Over Thanksgiving, my dad talked about that first summer in our house, mentioning that I’d sat on the porch swing into December because the weather was so warm. I don’t remember that year specifically, but I do remember a few other years when the summer stretched well past August. I did so much thinking, writing, and daydreaming on that porch. I sat with friends late into the night; we figured out our whole lives. We were pretty wrong about everything.

During high school summers, my friends and I would sleep outside in the backyard, with the bright city lights and the loud traffic and intermittent humming air conditioners. In my mind, there were dozens of these sleepovers, with none of us actually sleeping much. In reality, there were probably only 4 or 5, or fewer. During one such sleepover before my senior year, lying on a blanket in the circle of my friends, I came out as a lesbian. I had just turned 17. I felt buffered from everything in that circle except bracing love.

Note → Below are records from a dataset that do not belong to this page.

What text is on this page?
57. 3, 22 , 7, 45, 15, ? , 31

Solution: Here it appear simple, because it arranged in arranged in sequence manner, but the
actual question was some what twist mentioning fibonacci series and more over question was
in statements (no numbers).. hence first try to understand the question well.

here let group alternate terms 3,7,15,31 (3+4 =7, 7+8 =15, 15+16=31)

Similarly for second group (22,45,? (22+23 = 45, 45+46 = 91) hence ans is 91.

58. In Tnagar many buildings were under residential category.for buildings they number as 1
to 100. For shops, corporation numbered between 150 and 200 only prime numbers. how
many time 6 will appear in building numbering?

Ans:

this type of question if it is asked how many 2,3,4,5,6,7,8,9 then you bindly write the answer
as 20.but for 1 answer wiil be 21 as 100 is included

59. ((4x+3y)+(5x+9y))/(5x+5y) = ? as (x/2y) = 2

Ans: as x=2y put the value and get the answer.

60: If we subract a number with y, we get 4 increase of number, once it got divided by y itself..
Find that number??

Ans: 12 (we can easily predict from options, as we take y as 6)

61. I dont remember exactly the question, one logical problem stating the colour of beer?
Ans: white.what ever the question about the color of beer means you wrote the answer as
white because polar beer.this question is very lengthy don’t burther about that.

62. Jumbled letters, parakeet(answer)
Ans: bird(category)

The stairs in that house always creaked. For many years, we had wood floors and you couldn’t hide from anyone if stairs were involved. We believed that my dad always made extra creaky stair noise in the summer when we all slept in and he had to get up to go to work. I’m sure he will deny this, but it was real, people. The squeaks don’t lie.

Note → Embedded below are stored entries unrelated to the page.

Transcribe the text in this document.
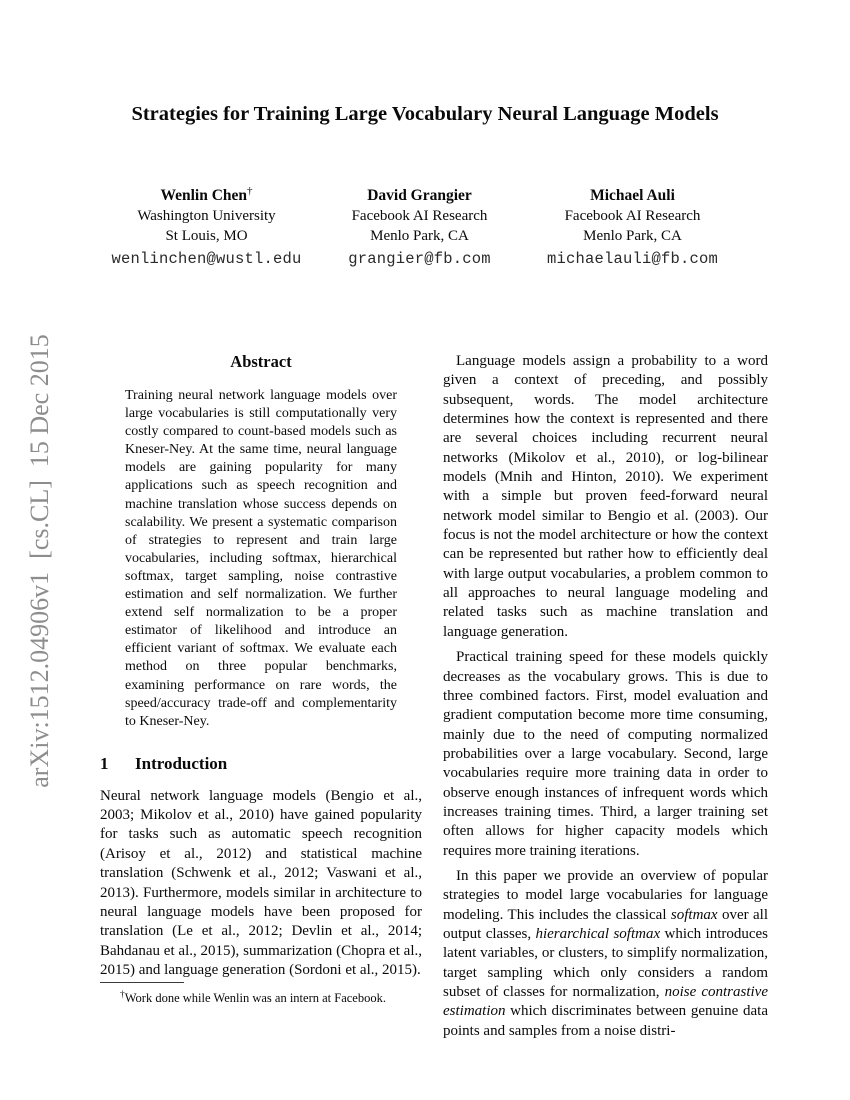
arXiv:1512.04906v1  [cs.CL]  15 Dec 2015
Strategies for Training Large Vocabulary Neural Language Models
Wenlin Chen†
Washington University
St Louis, MO
wenlinchen@wustl.edu
David Grangier
Facebook AI Research
Menlo Park, CA
grangier@fb.com
Michael Auli
Facebook AI Research
Menlo Park, CA
michaelauli@fb.com
Abstract

Training neural network language models over large vocabularies is still computationally very costly compared to count-based models such as Kneser-Ney. At the same time, neural language models are gaining popularity for many applications such as speech recognition and machine translation whose success depends on scalability. We present a systematic comparison of strategies to represent and train large vocabularies, including softmax, hierarchical softmax, target sampling, noise contrastive estimation and self normalization. We further extend self normalization to be a proper estimator of likelihood and introduce an efficient variant of softmax. We evaluate each method on three popular benchmarks, examining performance on rare words, the speed/accuracy trade-off and complementarity to Kneser-Ney.

1 Introduction

Neural network language models (Bengio et al., 2003; Mikolov et al., 2010) have gained popularity for tasks such as automatic speech recognition (Arisoy et al., 2012) and statistical machine translation (Schwenk et al., 2012; Vaswani et al., 2013). Furthermore, models similar in architecture to neural language models have been proposed for translation (Le et al., 2012; Devlin et al., 2014; Bahdanau et al., 2015), summarization (Chopra et al., 2015) and language generation (Sordoni et al., 2015).

†Work done while Wenlin was an intern at Facebook.

Language models assign a probability to a word given a context of preceding, and possibly subsequent, words. The model architecture determines how the context is represented and there are several choices including recurrent neural networks (Mikolov et al., 2010), or log-bilinear models (Mnih and Hinton, 2010). We experiment with a simple but proven feed-forward neural network model similar to Bengio et al. (2003). Our focus is not the model architecture or how the context can be represented but rather how to efficiently deal with large output vocabularies, a problem common to all approaches to neural language modeling and related tasks such as machine translation and language generation.

Practical training speed for these models quickly decreases as the vocabulary grows. This is due to three combined factors. First, model evaluation and gradient computation become more time consuming, mainly due to the need of computing normalized probabilities over a large vocabulary. Second, large vocabularies require more training data in order to observe enough instances of infrequent words which increases training times. Third, a larger training set often allows for higher capacity models which requires more training iterations.

In this paper we provide an overview of popular strategies to model large vocabularies for language modeling. This includes the classical softmax over all output classes, hierarchical softmax which introduces latent variables, or clusters, to simplify normalization, target sampling which only considers a random subset of classes for normalization, noise contrastive estimation which discriminates between genuine data points and samples from a noise distri-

I always liked coming back to the house on breaks in college. I’d sit in one of the recliners and read all winter break, and though I didn’t go home for the summers once I moved to Minneapolis, I still missed the porch swing and my mom making iced tea and my dad whistling as he got the grill ready. Certainly, physical homes are just that; between people are where real, lasting homes are built and added to and sustained. But I will so miss that physical space that embodies where I come from.

I’m not sure why I’m so sentimental. I have to confess that the holidays are hard for me. I struggle with societal consumerism, dark cloudy days, some combination of internal and external pressure to pretend I’m happy all the time. I see how the holidays are devastatingly hard on many people, especially those who are sick, lost, vulnerable, alone.

I have also been feeling a lack of attention to intention in my own life for the past several months. I have been living precariously, feeling in a near constant state of reaction and anxiety and volatility. Many things feel outside my control, and that has eaten away at my normal desire to be intentional with people and with myself and my decisions. I want to use the holidays, the hunkering down of winter, to recalibrate my intentions. I have a few ideas of how I want to do this: things I want to do to strengthen my friendships and relationships, physical exercises to be fully with my body in a given space, writing prompts and projects to shed light on some critical choices I need to make. What do all of you do to stay mindful? Or, what would you like to do better?

I’m wishing you all a peaceful December. Be gentle with yourselves and with one another.

One thought on “House Memories and Holiday Intentions

  1. Thank you Lauren. I know you, and your Mom and Dad, will miss the house and they, especially, their friends in Sioux City. But I can tell you from experience, once you leave a town you don’t go back much….if ever. Best of luck to you in your mission to be intentional. And best of luck to Dash and LeeAnn and the whole fam.